Police say that they are often acting under intense pressure to produce results, especially in big, high-profile cases like the bomb blasts that often leads to hasty arrests and patchy evidence.

A Blow to Communal Harmony
By A Staff Writer


The arrest of Imam Maulana Yahya Khan has damaged the spirit of mutual faith among different communities in Mumbai.


A delegation of Muslim scholars and prominent persons from the community called on the police Commissioner of Mumbai to discuss the issue of the arrest of Imam Maulana Yahya Khan for his alleged links with the J&K terrorists.


At a press conference, the Muslim and secular NGOs conveyed their concern over media reports. While the NGOs are struggling to ensure sustenance of communal harmony in Mumbai and at all other places, instances such as arrest of Imam Maulana Yahya Khan has damaged the spirit of mutual faith that exists among different communities.


It was argued that whenever a person is arrested for his alleged involvement in a serious crime, he need not be identified and projected as a person representing any religious community. The wide publicity of the arrest and his relation with the Haj House has only created undesirable sense of fear and hatred towards the Muslim community as a whole.


On any occasion, when a priest from any faith is required to be interrogated in relation to any crime, the sensitivity and delicacy of the situation requires a very proclaimed approach. In this case it is projected as if the Haj House is a den of criminals.


The police had no intention to malign the Haj House by arresting its Imam Maulana Yahya Khan for his alleged links with the J&K terrorists, stated Mumbai Police Commissioner, A N Roy. Roy said attempts were being made to create confusion in the society about the role of the Mumbai Police on the issue of the Maulana’s arrest. However, there was enough evidence against the Imam which led to his arrest, Roy told the Mumbai Press, while commenting on reports about disapproval expressed by a section of Muslims over the arrest of Khan who leads the prayers at Haj House, and also on the decision of Mumbai Police to expose his identity by parading him in front of the media.
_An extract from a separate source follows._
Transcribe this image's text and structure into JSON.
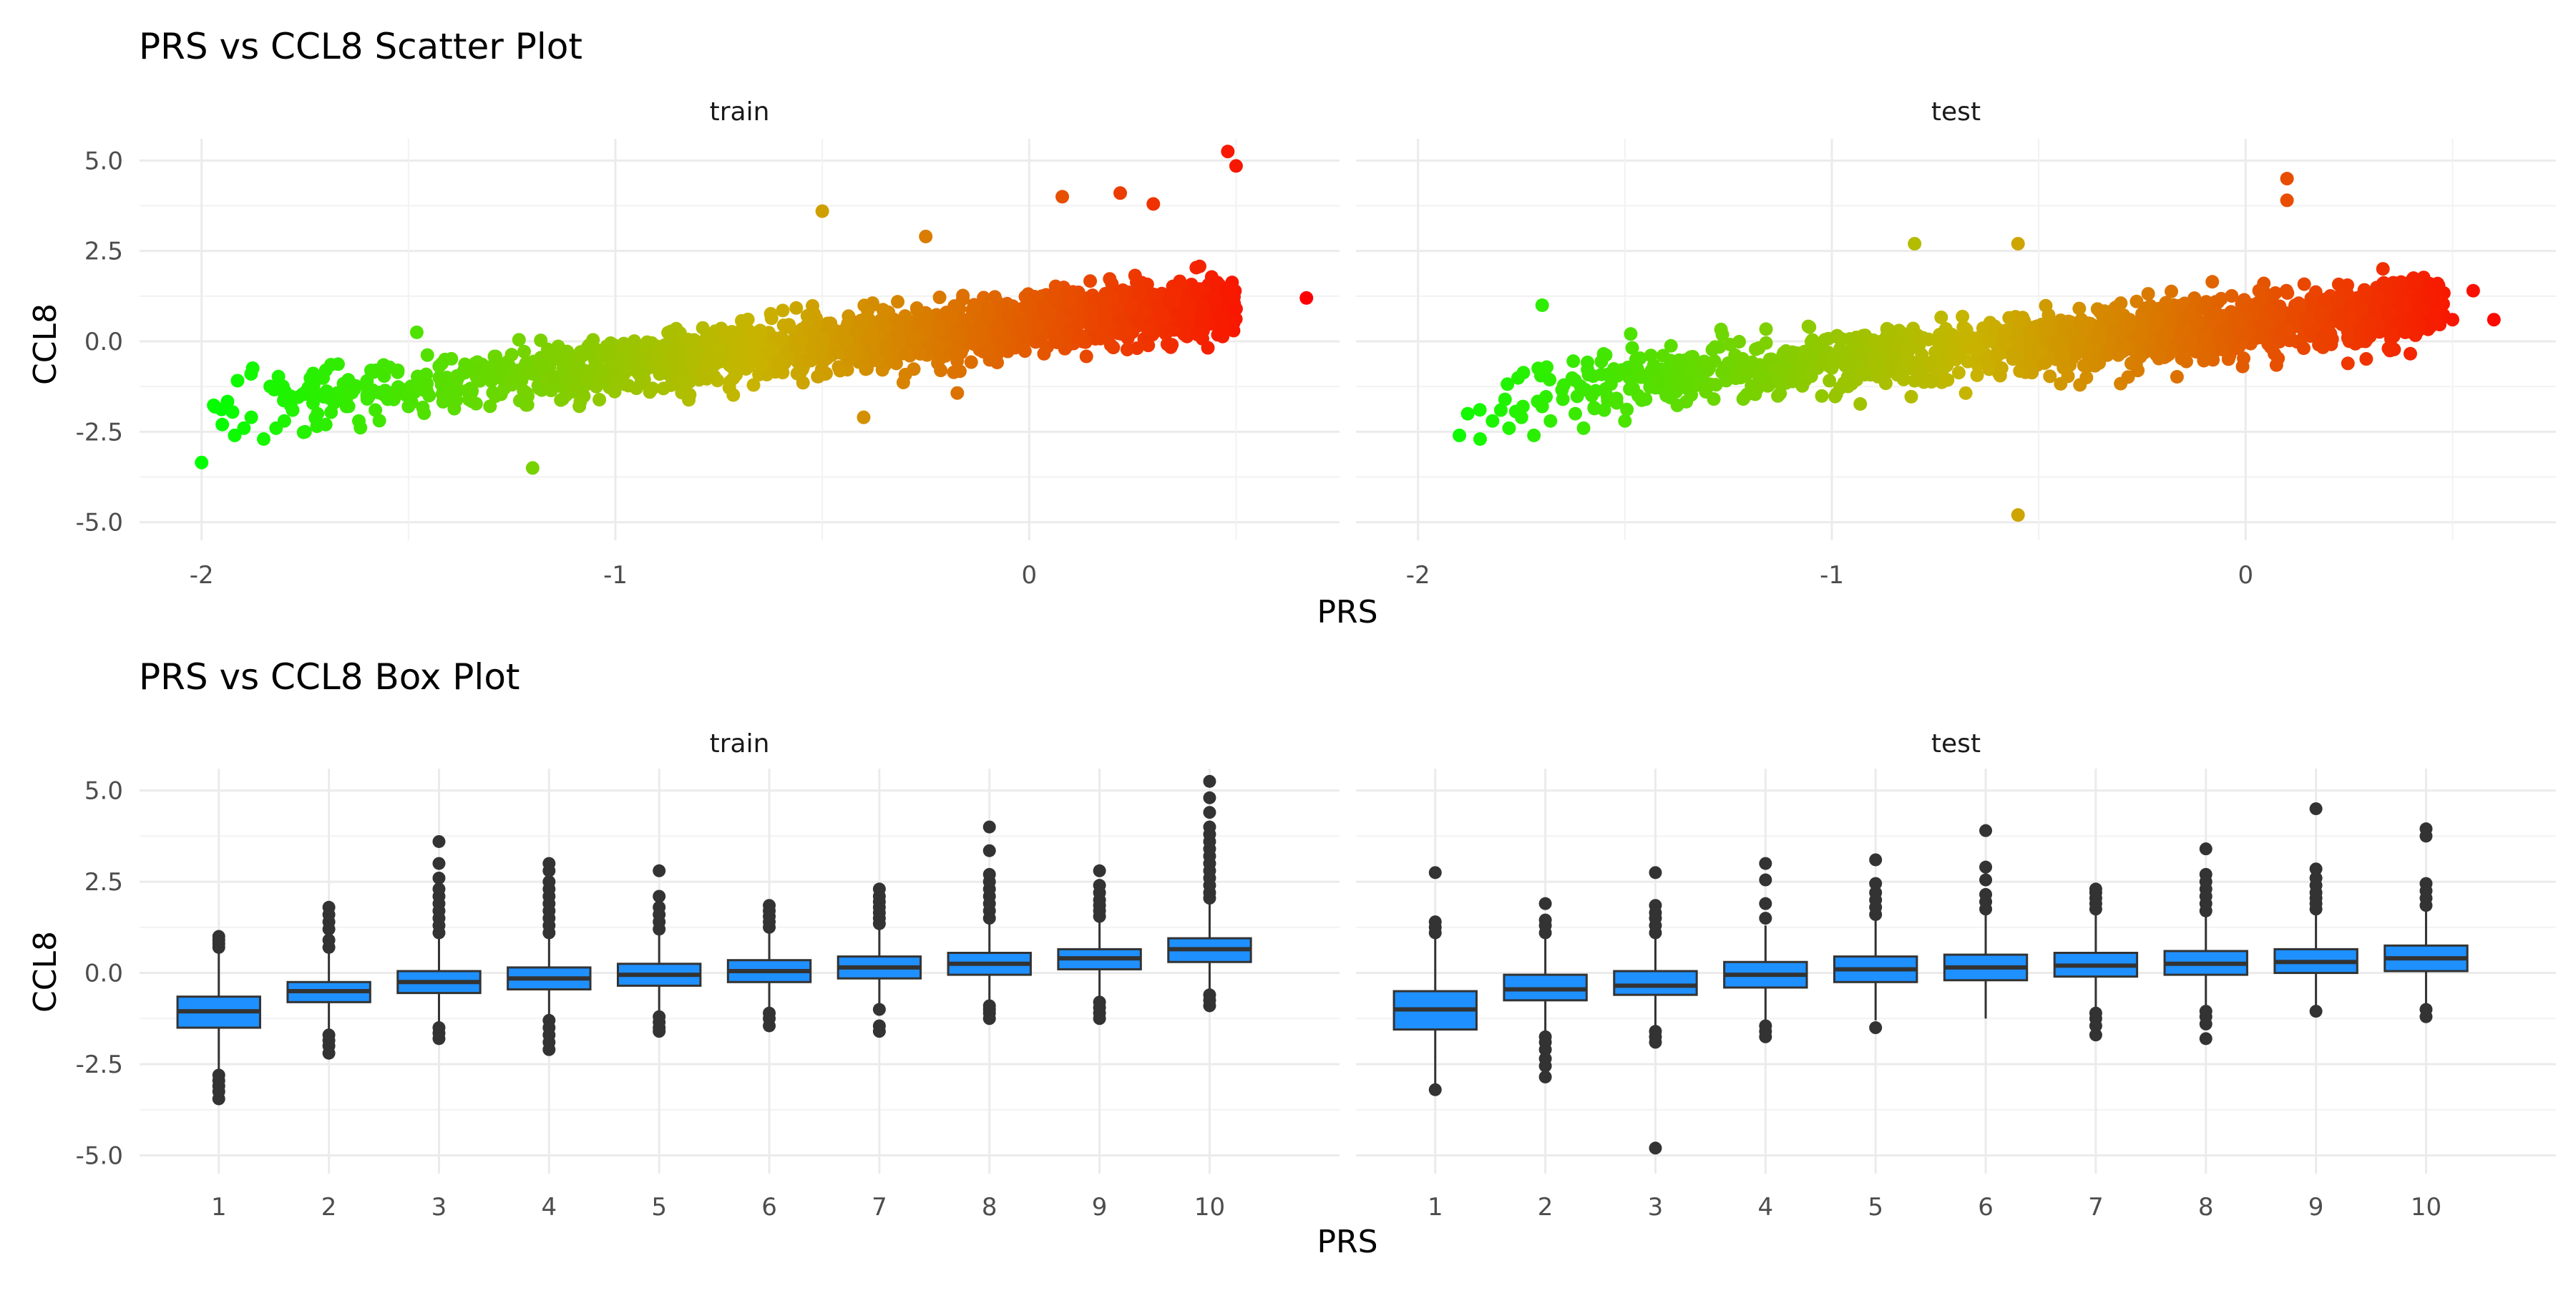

Speaking to the Press in Mumbai to announce the annual crime figures, Roy said it was a mere coincidence that a person whom the Anti-Terrorist Squad (ATS) was tracking for suspected terrorist activities was associated with the Haj House.


He said police took a conscious decision not to keep the priest under cover while being taken to court since the Maulana was a known person and there was no need to identify him through witnesses. “Had the police kept him under cover it (police) still would have faced flak for treating the priest as an ordinary criminal,” Roy said.